The history of air conditioning June 8, 2012

Washington, D.C., turns into a sweltering swamp in the summer.  It has been said that our problems with a too-big government began with the invention of air conditioning.  Before that, Congress and government officials only stayed in town a few months and was anxious to leave.  Since air conditioning was invented, they stick around all year, passing laws and running things.

I don’t know about that, but Monica Hesse, in an article about how air conditioning makes offices too cold, gives us the history of this great invention:

The blessing of modern air conditioning was bestowed upon us 110 years ago this summer by Willis Haviland Carrier, a young Buffalo native with a prominent nose on a handsome face. Carrier worked for a heating company in Upstate New York, and in 1902, was tasked with devising a solution for a printing company whose equipment was going haywire because of the summer humidity. His proposal involved fans, coils and coolants, and it worked.

His invention spread widely to movie theaters, but it took nearly half a century for air conditioning to reach workplaces. In pre-World War II architecture, buildings were designed so that every room got a window, air and light. This led to sprawling structures that took up a lot of land and cost a lot of money, which was impractical in urban areas like Washington. It would have been much more economical to put workers in giant block buildings, except, of course, that the buildings would be dark, sticky hellholes.

Enter air conditioning, says Gail Cooper, a Lehigh University historian who wrote “Air-Conditioning America: Engineers and the Controlled Environment.”

“Air conditioning and fluorescent lights made block buildings possible,” she says.

Really.

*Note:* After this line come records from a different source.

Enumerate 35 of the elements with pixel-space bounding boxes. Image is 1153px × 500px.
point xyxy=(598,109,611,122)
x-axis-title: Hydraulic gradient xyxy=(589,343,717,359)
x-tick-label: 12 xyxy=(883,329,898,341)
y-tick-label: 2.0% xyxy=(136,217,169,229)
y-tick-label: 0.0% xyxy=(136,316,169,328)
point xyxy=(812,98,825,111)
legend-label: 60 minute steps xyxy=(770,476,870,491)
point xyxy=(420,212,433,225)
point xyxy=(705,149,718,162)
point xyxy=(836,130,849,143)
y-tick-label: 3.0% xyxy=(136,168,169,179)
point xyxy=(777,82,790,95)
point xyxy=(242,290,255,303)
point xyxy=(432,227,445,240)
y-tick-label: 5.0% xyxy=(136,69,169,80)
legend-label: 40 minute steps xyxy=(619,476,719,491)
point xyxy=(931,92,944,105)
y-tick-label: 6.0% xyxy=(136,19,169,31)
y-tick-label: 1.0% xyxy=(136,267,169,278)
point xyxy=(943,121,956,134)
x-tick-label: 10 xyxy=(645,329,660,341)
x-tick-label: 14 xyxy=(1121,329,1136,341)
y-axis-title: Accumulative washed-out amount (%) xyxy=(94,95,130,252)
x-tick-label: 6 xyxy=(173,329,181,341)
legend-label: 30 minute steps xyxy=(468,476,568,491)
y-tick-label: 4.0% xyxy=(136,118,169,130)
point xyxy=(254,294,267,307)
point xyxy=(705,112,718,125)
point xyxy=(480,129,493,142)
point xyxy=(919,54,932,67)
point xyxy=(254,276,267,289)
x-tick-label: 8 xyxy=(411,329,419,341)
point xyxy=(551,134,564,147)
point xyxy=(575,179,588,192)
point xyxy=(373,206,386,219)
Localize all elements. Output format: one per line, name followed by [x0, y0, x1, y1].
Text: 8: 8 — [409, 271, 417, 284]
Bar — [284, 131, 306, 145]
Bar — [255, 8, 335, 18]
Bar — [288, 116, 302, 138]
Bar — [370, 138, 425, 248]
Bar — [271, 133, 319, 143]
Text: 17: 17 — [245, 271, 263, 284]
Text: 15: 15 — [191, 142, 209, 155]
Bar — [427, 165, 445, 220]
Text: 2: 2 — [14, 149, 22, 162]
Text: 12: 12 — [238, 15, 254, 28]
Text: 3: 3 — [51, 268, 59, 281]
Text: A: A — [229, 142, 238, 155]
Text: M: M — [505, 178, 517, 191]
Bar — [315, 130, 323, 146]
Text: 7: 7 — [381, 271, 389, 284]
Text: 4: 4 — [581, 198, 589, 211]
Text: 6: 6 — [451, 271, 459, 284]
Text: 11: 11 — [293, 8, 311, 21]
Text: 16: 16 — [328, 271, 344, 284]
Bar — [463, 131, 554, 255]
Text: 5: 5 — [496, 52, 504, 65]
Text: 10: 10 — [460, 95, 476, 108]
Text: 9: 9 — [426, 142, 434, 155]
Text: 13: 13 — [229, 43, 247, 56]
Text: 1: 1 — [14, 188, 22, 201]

You shouldn’t have.

What’s interesting about the introduction of air conditioning in the workspace, Cooper says, is that the development was tied as much to architectural design — making square, cheap buildings practical — as it was to climate. It was hard, at first, to sell employers on the notion that their workers deserved to be comfortable during the day, so air-conditioning companies tried to frame it as a productivity issue.

And productivity was an issue. As the implementers of incremental process, the federal government had contrived a mathematical formula to determine whether it was too hot for its employees to work. When the outside temperature plus 20 percent of the humidity reached 100, workers would be sent home — a sort of reverse snow day policy that could have drastic effects in a place like Washington. In 1953, the city slogged through a week-long heat wave that resulted in illnesses, heat stroke and at least 26,284 federal workers being sent home.

In 1956, the General Services Administration got a large appropriation to retrofit all federal buildings with air conditioning. A quarter of that went to buildings in Washington.

Salvation had come to the city.

via Donning sweaters and Snuggies to combat the office’s deep freeze in the heat of summer – The Washington Post.

I like it cold.  If electricity were no object, I’d crank up the air conditioner until my breath fogs.  And at night I’d make it colder, then pile on the blankets and comforters to keep warm.